In an interview with whynow, he outlined the consequences for the UK’s music industry as a result of limiting freedom of movement within the EU, particularly for those starting out on their careers and trying to build their fanbase.

Tom said: “You’ve got to recognise the fact that when it comes to post-Brexit EU touring, larger players will have the resource to find workarounds, and the smaller bands will find it far more difficult to navigate or just decide not to do that international touring.

“It’s probably quite premature to really assess the impact yet, but if you’re a band and artist at the early stage of your career, you’ll be wanting to tour all the time, and the European market is one you would have previously exploited positively, and built fanbases and learnt your craft.

“Because we’ve only left for two or so years, the legacy issues still need to be worked out, but we’re particularly concerned from the smaller-scale artist’s point of view, and just how potentially difficult it is.”

UK Music is calling for a number of measures to improve the situation including a UK Cultural Touring Agreement to cut red tape, establishment of a Music Export Office to offer bands more logistical support and action over the rule that limits work to 90 days within a 180-day period in The Schengen Area.

Tom said: “Even for more established gigging musicians, you’ve got this 90-in-180-day rule around Brexit, which is a big issue. So if you work with a particular artist, or have a particular relationship with a country, within three months, you’re already hitting the deadline for how long you should be in that country.

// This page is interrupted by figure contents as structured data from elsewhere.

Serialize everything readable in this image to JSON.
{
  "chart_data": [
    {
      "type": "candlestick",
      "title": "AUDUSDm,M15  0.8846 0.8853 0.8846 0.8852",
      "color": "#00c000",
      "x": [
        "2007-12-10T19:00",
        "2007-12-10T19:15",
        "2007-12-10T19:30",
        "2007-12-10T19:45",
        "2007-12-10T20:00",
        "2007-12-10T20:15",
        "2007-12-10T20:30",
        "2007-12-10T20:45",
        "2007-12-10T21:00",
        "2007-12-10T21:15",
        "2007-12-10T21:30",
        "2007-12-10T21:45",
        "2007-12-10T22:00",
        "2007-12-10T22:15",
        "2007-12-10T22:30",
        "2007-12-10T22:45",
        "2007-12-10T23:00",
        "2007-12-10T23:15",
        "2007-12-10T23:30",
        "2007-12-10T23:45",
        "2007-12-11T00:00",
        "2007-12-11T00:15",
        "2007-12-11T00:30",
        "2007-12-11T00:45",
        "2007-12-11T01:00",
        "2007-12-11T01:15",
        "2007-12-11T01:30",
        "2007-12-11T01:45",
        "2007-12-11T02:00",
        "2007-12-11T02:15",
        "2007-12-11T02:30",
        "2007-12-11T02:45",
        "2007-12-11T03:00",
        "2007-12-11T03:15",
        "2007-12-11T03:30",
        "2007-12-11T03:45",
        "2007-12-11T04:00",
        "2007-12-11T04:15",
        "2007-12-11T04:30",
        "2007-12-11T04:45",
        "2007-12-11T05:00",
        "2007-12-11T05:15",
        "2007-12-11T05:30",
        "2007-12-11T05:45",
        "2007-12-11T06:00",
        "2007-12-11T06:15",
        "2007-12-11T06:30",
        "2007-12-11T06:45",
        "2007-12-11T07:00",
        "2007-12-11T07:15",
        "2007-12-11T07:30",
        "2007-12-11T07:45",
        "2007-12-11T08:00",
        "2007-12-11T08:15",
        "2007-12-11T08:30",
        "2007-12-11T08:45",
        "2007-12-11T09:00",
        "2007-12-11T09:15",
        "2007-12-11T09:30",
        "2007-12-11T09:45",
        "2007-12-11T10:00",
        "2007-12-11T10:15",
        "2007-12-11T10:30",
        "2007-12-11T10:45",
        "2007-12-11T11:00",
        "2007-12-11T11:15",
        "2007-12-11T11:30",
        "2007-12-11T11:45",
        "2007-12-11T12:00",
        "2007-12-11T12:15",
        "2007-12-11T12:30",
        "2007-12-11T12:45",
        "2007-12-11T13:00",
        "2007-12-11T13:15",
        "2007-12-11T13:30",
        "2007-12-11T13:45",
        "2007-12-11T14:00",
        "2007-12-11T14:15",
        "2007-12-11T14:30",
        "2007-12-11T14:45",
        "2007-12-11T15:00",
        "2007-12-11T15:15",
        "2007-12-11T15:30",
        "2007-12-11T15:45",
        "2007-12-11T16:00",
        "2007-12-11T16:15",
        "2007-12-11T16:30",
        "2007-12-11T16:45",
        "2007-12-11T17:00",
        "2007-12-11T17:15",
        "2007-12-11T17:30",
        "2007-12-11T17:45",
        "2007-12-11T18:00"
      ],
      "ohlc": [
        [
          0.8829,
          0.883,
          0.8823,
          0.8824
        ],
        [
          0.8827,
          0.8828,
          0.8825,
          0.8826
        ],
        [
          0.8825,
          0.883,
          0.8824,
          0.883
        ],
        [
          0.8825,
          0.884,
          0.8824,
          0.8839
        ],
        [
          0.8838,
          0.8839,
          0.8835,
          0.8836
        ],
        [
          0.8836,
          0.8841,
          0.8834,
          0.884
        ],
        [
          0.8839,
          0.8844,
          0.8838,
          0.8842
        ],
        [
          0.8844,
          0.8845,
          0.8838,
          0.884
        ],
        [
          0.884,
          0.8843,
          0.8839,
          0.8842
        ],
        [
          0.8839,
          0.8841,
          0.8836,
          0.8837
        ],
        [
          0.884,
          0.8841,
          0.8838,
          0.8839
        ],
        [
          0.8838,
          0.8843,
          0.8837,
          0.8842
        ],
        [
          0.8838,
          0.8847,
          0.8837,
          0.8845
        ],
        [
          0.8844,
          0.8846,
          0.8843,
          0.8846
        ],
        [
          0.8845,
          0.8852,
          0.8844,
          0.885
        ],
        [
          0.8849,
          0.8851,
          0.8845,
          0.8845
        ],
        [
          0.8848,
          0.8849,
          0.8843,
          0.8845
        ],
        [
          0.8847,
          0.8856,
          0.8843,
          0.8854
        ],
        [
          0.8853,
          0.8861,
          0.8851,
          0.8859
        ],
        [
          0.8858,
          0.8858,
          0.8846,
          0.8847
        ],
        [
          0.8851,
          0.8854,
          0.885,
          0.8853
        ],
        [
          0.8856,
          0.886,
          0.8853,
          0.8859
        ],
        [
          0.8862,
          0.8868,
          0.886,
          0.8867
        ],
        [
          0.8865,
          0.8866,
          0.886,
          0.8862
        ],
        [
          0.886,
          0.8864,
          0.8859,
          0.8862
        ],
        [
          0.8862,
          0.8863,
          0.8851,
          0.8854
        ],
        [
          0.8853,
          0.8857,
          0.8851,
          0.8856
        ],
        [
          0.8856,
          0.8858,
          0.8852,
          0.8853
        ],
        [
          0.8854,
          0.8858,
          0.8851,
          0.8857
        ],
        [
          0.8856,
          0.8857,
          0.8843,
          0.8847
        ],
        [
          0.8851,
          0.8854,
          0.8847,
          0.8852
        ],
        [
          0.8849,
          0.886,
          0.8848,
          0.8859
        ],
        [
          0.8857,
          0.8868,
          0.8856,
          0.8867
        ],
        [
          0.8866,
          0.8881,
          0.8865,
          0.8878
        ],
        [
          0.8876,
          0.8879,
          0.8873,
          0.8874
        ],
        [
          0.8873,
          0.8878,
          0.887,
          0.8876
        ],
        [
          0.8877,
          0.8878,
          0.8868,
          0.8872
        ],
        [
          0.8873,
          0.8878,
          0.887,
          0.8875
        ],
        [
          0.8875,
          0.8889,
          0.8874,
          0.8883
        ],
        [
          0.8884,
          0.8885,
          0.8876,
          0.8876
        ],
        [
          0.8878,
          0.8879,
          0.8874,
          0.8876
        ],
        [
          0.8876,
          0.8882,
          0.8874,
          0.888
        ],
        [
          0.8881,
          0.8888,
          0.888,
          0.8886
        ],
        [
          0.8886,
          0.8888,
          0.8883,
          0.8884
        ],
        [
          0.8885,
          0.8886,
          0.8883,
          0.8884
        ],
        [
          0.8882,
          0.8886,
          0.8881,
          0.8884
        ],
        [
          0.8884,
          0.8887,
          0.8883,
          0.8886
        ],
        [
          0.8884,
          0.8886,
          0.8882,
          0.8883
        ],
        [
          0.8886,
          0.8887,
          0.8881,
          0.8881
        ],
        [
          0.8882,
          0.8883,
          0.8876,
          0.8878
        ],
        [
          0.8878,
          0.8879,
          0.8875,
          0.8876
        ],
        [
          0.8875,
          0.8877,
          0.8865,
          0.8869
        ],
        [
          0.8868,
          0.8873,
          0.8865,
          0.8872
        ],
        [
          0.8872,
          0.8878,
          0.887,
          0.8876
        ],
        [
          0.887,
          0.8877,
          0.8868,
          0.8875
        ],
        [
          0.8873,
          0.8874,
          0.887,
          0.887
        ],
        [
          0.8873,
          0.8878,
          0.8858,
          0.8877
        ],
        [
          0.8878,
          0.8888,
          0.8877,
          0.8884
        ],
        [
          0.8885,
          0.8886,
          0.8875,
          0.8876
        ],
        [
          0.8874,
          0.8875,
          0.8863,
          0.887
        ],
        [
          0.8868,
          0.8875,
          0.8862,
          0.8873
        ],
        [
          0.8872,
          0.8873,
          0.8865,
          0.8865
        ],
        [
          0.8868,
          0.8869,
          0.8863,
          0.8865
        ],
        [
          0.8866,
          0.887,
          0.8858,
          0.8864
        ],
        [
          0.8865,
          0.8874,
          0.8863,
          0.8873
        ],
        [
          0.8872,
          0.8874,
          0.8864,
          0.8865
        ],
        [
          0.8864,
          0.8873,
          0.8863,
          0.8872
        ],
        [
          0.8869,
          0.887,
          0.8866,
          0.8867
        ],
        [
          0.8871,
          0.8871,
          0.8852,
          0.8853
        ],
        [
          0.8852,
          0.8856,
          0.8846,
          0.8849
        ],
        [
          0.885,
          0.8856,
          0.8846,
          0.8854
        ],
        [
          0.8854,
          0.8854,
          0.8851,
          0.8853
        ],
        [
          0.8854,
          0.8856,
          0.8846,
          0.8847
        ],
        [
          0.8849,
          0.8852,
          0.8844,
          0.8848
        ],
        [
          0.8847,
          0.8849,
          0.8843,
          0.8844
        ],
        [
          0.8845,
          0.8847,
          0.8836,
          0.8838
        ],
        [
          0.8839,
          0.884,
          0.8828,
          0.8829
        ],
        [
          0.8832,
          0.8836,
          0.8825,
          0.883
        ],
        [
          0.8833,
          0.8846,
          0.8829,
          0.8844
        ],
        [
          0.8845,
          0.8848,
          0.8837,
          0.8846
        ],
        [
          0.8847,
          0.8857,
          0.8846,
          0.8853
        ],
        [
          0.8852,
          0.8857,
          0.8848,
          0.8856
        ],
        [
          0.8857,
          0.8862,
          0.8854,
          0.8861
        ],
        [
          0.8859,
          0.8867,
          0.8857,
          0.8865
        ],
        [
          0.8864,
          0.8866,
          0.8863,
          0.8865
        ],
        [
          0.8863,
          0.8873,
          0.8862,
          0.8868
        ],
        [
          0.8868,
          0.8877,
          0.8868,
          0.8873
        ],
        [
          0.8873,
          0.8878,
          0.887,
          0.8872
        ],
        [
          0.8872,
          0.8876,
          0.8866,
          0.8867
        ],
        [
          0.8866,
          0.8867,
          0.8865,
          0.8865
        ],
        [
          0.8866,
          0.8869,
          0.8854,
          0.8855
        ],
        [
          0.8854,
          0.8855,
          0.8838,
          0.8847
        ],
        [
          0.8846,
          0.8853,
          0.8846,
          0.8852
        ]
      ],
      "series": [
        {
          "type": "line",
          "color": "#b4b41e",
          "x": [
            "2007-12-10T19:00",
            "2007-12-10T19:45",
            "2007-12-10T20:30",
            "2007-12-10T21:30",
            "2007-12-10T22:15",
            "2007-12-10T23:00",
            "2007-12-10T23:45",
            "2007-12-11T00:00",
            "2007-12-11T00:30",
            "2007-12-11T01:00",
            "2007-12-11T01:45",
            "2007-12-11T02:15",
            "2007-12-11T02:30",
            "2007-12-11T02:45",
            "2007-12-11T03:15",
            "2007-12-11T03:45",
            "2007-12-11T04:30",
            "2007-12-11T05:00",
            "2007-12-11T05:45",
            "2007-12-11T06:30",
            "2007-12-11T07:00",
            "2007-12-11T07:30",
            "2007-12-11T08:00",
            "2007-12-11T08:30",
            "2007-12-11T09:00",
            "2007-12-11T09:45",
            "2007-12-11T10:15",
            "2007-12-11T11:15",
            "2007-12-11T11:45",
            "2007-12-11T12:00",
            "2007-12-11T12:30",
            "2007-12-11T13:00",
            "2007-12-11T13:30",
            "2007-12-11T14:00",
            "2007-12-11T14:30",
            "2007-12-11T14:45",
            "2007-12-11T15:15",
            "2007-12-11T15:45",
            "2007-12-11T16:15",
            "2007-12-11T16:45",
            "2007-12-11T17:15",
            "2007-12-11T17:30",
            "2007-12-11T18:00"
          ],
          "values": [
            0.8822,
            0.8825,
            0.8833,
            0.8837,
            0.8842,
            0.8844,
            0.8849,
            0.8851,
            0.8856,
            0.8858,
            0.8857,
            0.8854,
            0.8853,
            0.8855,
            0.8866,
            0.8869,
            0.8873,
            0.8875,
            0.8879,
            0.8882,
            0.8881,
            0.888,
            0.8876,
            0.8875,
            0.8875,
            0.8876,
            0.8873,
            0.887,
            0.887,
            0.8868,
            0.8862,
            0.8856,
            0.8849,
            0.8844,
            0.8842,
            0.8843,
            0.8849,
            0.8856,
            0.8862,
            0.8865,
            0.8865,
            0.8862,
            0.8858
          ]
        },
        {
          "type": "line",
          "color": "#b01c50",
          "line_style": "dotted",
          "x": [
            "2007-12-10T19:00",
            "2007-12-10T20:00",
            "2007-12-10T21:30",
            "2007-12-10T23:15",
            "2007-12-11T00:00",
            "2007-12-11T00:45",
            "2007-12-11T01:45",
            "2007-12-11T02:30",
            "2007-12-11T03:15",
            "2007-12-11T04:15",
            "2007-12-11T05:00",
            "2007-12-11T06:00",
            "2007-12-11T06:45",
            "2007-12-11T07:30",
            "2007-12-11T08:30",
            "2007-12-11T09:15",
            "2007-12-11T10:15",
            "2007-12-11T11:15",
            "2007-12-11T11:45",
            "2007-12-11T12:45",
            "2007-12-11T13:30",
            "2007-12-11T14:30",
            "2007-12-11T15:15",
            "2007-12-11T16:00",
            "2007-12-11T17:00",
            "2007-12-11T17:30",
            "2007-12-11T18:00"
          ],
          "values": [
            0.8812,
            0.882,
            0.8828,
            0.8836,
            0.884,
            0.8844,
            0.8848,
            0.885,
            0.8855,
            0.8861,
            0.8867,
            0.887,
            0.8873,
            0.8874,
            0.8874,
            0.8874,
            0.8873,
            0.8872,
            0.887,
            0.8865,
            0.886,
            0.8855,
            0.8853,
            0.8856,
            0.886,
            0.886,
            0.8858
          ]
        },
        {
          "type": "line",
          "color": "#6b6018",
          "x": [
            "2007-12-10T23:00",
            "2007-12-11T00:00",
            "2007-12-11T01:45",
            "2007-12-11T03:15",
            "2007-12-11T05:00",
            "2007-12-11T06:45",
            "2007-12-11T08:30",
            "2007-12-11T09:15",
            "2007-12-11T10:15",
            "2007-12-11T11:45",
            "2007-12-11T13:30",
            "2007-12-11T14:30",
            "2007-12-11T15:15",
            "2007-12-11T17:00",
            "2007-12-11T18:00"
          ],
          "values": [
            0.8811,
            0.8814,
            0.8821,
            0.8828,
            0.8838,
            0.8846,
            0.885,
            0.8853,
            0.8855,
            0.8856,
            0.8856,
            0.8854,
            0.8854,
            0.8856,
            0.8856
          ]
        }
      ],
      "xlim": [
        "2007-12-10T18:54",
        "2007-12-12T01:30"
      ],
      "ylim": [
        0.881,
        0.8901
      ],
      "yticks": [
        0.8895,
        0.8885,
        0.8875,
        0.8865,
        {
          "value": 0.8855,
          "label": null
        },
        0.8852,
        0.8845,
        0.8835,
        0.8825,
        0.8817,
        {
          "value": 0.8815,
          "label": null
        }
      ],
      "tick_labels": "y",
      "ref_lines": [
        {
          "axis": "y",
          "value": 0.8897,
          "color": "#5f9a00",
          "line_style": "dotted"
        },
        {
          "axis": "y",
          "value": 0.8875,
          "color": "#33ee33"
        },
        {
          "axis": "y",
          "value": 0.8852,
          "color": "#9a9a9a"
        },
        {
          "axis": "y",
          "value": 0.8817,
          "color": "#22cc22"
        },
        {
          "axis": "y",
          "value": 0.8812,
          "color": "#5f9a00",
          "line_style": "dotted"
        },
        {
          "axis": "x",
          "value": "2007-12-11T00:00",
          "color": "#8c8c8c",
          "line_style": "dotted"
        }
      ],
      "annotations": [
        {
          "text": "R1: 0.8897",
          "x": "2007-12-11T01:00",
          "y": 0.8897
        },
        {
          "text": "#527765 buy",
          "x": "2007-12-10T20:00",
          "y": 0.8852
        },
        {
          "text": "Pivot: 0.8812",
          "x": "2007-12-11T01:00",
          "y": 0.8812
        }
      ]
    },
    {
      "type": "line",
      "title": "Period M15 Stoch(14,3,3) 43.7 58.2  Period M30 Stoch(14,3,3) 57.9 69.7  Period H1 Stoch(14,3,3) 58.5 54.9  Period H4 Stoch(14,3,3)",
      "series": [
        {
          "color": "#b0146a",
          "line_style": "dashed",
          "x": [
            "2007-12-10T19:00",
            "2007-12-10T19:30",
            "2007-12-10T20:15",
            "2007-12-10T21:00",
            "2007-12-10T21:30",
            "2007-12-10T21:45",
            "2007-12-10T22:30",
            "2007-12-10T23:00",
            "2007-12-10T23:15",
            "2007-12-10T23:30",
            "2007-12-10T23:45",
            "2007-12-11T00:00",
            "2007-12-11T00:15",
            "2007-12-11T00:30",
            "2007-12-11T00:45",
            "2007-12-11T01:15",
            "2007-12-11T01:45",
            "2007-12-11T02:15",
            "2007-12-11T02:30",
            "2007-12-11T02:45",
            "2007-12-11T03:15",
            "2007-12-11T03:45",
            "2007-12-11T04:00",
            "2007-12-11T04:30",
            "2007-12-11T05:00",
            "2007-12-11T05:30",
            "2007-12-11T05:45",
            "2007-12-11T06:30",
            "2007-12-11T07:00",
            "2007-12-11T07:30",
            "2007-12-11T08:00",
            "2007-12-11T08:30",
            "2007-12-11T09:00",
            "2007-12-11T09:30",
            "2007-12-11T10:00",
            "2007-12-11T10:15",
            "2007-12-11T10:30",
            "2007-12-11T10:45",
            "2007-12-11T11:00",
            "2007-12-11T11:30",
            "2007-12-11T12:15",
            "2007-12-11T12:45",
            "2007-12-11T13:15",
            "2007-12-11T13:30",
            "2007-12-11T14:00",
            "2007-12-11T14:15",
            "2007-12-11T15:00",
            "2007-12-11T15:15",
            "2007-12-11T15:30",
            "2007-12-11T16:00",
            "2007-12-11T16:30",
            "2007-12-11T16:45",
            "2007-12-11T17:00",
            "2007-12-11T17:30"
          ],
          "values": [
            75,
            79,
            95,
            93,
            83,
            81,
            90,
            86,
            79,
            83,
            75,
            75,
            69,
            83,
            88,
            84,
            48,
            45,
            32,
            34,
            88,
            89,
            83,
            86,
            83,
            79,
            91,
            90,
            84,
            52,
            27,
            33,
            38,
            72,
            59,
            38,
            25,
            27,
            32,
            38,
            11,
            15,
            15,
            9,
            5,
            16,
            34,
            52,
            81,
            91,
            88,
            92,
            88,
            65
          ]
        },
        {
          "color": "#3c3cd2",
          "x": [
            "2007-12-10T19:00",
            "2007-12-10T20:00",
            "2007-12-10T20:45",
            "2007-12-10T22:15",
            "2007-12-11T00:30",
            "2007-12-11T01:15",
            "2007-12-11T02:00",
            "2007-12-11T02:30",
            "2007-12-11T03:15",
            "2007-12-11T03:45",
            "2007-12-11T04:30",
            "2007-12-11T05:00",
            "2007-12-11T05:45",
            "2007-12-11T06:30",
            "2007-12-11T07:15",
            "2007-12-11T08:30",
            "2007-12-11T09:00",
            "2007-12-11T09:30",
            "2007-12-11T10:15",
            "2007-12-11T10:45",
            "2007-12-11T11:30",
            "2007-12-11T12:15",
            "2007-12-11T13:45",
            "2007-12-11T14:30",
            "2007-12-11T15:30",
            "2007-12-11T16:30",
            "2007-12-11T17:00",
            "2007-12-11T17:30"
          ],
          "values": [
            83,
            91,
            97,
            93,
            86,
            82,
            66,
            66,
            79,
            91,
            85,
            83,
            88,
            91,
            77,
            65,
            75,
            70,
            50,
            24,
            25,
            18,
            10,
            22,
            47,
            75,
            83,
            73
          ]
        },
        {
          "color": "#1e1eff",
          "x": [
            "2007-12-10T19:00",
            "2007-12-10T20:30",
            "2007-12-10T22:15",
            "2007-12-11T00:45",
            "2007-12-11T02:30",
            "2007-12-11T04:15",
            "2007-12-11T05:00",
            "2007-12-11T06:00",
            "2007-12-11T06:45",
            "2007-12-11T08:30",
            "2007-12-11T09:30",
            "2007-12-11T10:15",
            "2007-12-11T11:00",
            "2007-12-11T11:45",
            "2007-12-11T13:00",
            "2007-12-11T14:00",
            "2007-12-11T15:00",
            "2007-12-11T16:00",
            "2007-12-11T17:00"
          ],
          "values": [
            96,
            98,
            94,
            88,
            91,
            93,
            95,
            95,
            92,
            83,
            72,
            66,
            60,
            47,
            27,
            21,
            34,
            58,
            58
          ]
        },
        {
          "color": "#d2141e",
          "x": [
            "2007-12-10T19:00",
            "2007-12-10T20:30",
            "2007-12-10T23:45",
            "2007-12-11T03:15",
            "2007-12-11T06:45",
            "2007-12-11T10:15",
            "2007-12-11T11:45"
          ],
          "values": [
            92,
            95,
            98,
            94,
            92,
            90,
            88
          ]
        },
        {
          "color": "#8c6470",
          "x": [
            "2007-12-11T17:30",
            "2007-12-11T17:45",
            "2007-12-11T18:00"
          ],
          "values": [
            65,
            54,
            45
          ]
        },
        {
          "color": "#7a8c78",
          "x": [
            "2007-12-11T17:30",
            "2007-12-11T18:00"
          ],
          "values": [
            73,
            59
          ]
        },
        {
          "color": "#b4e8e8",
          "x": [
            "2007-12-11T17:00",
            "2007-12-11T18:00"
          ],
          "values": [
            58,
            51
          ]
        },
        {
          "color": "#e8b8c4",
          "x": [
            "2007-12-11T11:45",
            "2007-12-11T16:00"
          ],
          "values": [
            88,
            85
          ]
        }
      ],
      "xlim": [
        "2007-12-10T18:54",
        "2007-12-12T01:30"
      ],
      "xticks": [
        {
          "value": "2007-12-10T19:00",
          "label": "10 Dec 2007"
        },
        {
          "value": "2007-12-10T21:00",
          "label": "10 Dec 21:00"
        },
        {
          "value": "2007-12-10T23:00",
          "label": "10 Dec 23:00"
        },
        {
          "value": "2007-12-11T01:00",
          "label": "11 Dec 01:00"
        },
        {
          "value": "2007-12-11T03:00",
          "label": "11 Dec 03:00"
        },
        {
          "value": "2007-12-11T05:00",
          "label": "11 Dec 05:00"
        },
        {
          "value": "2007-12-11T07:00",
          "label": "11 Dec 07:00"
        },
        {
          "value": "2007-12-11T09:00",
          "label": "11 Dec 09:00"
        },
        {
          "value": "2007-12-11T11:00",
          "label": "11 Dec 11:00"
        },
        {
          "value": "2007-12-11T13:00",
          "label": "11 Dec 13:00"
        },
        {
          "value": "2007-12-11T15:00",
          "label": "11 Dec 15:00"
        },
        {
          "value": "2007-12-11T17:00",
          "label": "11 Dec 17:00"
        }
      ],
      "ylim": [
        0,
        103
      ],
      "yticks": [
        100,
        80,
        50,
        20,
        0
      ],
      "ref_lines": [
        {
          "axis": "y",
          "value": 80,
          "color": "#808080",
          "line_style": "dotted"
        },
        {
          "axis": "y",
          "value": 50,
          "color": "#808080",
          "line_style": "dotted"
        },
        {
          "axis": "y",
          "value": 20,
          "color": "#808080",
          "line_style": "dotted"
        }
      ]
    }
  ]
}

“[UK Music is asking] for a settlement or some kind of exemption on that, which takes cultural workers outside of that problem, because that’s a very clear immigration issue. Unfortunately, we’ve been captured within that when really the nature of touring musicians is very different.

“So there are some quite unique characteristics of touring and being a musician that need to be taken into account more. Obviously, it was very regrettable that when they did the [Brexit] deal, it didn’t have a specific agreement in relation to [these] issues.”